На работе случилось происшествие, которое взволновало многих и закончилось общественным судом. Хирург Морозов во время операции оставил в брюшной полости салфетку. Больная чахла создавались консилиумы, приходил ее муж — тот самый его Лева, что пытался убедить его в материализме когда он оканчивал девятилетку. Этого атеиста Леве было глубоко жаль он видел его несчастье, но подойти к нему, поговорить с ним Лева так и не решился. Больную оперировали вторично нашли злополучную забытую салфетку. Больная умерла Был общественный суд под председательством заведующего больницей врача Митерева. Впоследствии Митеров стал наркомом здравоохранения, а потом председателем общества Красного Креста.

Суд происходил в самом большом зале больницы. Было много врачей, среднего медперсонала, был и Лева. Одни рассматривали этот случай как халатность, преступление, другие — как несчастный случай в хирургии и приводили статистику, по которой было видно, что у самых знаменитых хирургов бывали подобные несчастные случаи.

Красноречиво выступал доктор Тимофеев. Он привел случай, когда один профессор, начинающий, тоже забыл салфетку в брюшной полости, не мог преподавать от тяжелых переживаний, а когда через год вернулся, его первой лекцией была: «Сложность и ответственность работы хирурга». Он рассказывал студентам, как был забыт тампон в брюшной полости. К нему поступила записка: «Где этот тампон?» Профессор подошел к шкафу, достал склянку с тампоном и поставил ее на кафедру. И вдруг медленно повалился на пол. Он был мертв.

Так тяжело переживают хирурги дефекты своей работы. Хирурга Морозова оправдали, но отстранили от неотложной хирургии.

На этом примере Лева особенно увидел, как сложна работа хирургов. Он слышал также, что в среднем их жизнь короче, нежели врачей других специальностей. И все-таки его влекла хирургия. Он видел воочию, что там можно помочь человеку, спасти его, и продолжал мечтать о том, чтобы стать врачом-хирургом.

Однажды Петр Иванович Кузнецов, который с семьею в то время жил в доме матери Левы, занимая отдельную комнату, решил собрать у себя молодежь. Пришли многие старые друзья, был приглашен и Лева.

Угощение было самое простое, материальная жизнь в те годы была нелегкой, но сама встреча близких в прошлом друзей была радостной; здесь была не только молодежь минувших лет, но и подрастающая.
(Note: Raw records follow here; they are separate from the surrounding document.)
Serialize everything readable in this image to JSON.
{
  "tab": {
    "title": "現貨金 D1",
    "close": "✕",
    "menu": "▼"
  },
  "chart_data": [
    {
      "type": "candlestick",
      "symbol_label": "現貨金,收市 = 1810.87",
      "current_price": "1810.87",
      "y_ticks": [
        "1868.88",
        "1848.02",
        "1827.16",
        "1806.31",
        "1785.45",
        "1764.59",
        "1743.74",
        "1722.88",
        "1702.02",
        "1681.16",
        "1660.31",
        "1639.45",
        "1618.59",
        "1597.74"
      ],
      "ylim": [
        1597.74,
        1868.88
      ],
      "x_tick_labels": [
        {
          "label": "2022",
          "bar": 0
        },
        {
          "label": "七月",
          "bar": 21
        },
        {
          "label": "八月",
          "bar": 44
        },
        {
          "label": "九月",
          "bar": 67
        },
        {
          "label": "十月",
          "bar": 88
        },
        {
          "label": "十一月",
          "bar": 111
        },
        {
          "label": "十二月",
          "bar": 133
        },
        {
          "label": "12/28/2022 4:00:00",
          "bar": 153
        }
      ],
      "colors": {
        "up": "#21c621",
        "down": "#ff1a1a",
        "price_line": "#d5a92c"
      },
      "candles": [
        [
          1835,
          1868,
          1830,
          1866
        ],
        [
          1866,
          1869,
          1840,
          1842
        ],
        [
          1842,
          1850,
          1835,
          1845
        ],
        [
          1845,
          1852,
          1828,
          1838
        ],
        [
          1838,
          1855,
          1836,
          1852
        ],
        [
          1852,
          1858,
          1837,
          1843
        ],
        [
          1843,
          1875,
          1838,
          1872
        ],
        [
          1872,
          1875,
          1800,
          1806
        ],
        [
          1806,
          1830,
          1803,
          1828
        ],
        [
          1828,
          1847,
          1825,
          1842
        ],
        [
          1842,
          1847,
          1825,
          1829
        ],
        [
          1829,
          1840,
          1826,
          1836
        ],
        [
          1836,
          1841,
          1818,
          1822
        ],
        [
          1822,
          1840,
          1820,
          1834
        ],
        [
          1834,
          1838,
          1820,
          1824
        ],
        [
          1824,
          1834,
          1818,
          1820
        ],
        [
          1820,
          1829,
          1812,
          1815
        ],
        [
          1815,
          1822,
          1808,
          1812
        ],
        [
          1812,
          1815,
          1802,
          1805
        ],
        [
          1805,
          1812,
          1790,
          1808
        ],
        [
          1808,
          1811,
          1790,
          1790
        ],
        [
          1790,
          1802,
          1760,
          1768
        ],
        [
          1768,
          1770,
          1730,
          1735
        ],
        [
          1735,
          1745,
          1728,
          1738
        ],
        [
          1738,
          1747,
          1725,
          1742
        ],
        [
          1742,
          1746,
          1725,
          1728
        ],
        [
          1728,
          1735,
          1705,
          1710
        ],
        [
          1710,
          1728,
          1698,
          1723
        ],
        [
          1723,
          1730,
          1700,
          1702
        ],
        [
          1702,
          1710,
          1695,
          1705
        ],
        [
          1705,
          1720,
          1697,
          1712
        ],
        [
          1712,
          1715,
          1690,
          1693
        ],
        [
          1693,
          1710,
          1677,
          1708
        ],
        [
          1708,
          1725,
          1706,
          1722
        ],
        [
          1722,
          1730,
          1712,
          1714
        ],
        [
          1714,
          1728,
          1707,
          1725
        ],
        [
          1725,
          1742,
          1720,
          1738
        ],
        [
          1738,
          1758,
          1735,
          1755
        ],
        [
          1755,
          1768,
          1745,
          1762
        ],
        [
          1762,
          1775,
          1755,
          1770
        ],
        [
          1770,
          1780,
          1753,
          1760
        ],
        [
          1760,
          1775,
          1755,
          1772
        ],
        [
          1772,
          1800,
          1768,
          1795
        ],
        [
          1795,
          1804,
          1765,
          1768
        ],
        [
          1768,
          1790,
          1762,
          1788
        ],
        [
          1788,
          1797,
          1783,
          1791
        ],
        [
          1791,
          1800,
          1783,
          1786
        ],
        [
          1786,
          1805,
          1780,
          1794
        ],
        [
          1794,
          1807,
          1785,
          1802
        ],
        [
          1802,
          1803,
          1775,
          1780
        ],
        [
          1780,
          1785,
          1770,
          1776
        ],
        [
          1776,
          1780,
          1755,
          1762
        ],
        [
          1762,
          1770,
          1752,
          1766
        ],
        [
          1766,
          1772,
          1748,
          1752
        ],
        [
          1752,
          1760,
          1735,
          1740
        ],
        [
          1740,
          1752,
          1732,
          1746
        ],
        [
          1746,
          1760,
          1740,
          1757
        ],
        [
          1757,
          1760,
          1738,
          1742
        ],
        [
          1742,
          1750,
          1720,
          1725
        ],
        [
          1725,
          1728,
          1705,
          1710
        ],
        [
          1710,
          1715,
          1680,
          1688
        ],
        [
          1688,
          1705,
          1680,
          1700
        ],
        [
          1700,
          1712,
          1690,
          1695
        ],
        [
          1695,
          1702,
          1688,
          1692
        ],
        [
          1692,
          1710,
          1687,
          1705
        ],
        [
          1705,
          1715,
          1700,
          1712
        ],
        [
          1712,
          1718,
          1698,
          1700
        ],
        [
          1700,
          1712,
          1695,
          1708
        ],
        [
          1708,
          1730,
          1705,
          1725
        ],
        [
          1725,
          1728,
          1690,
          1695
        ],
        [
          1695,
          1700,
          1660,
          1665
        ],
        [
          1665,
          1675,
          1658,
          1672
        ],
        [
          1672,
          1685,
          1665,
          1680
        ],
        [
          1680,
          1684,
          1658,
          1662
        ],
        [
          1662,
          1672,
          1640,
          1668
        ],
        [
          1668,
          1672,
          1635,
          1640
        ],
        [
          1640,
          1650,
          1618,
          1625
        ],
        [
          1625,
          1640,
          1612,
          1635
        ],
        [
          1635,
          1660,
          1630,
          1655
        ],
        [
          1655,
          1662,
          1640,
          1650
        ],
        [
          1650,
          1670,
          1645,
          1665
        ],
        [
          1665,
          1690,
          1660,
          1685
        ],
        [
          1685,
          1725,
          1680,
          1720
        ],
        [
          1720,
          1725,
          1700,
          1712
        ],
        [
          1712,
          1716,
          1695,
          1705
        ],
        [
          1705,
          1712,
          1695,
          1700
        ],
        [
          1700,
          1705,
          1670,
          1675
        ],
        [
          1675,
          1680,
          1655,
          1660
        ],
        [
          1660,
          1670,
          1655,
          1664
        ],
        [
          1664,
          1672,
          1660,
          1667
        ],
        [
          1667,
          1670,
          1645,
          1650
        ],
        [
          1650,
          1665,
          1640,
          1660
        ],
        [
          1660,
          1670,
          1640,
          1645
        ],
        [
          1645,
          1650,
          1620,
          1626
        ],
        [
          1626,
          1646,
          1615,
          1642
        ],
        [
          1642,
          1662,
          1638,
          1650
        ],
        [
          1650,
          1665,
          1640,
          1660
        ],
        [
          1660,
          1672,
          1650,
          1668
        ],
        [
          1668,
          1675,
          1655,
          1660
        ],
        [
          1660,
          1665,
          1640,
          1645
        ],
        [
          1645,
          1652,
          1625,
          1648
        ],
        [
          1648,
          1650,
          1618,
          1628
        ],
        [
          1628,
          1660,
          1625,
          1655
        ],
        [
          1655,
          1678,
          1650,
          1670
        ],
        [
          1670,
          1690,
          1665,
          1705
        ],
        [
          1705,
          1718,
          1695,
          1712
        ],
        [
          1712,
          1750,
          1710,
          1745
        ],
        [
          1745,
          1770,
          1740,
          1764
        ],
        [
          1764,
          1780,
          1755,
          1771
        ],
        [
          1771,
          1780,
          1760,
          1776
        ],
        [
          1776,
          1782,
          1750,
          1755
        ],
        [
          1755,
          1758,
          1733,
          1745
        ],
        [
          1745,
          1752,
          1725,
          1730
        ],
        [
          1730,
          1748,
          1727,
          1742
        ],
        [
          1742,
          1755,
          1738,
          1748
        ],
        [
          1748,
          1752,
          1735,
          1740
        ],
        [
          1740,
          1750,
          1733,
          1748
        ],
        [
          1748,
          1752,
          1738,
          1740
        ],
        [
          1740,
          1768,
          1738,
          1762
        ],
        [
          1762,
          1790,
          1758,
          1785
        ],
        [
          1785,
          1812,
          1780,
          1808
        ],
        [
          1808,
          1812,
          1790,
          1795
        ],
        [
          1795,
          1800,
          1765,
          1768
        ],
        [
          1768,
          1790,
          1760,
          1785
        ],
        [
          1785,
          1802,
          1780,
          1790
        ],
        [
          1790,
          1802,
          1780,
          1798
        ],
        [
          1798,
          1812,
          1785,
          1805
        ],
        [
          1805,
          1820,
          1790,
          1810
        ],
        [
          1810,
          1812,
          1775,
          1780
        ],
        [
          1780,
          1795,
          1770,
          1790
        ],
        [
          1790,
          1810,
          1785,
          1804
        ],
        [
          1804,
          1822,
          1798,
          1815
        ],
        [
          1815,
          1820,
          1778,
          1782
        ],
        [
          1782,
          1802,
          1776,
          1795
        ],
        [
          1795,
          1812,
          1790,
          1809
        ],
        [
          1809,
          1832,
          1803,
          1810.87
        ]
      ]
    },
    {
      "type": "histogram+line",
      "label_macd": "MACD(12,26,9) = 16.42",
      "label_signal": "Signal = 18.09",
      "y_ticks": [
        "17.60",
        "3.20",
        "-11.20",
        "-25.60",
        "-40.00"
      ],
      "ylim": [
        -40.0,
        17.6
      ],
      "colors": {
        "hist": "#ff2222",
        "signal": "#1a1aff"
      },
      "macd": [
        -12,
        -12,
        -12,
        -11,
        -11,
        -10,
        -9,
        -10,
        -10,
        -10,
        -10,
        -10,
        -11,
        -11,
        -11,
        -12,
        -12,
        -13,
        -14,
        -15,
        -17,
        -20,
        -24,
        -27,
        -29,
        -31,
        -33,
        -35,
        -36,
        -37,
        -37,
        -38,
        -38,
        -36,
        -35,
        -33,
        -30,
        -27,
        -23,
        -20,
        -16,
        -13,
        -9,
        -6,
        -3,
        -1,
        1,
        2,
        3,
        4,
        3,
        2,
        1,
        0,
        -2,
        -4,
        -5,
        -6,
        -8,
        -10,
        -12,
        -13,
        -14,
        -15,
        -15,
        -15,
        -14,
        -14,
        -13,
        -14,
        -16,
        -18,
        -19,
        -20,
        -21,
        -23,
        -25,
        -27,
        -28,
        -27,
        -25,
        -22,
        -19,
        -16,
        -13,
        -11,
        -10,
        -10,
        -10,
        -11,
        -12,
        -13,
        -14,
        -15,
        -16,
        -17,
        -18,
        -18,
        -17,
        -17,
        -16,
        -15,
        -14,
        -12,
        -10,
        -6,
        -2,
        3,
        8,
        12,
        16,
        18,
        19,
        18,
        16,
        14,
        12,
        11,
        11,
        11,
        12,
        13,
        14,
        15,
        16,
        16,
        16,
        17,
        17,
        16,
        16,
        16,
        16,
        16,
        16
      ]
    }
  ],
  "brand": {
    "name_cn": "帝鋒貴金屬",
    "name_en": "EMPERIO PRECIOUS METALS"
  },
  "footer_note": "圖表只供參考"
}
Все наперебой делились друг с другом воспоминаниями, рассказывали, пели. Большинство присутствующих представляло собою бывших хористов первого и второго хора, музыкантов.

Лева не принимал никакого участия в разговорах. Он сидел, слушал и молчал.

– Что ты молчишь, Лева? Расскажи что-нибудь… Почему ты такой грустный? Что у тебя на душе?

– Я думаю о том, как трудно добиться правды.

– Нелегко, особенно для верующих, — заметил кто-то. — Вот отобрали наш старый молитвенный дом, не можем собираться как раньше.

– Слышно — везде и всюду закрыты общины. Наше братство теперь уже не существует, а часовня, что у нас, это просто ловушка.

— Да, я собирал анкеты, — сказал Лева, — собирал материалы об отношении к верующим, Я думаю: если бы все это доложить Сталину, если бы, например, я мог пробраться к Сталину и рассказать ему, в каком положении находятся верующие в нашей стране, то положение изменилось бы и была бы полная свобода вероисповедания.

Пили чай, пели любимые в прошлом гимны, и среди них особенно известный: «На ристалище Христа к цели вечной мы бежали…» Лева смотрел на всех, а на сердце было грустно. Да, в прошлом много пели, очень много пели, немало играли на музыкальных инструментах, немало вникали в себя и в учение, но не занимались углубленным изучением Слова Божия и практической христианской деятельностью. И вот теперь, когда пришли трудные времена, не оказалось силы, чтобы стать жертвенниками, подвижниками ради Христа и Евангелия. Думать о том, чтобы теперь собираться в тесном общении и углубляться в Слово, никому не приходилось даже и мыслить. Было холодно и снаружи и внутри…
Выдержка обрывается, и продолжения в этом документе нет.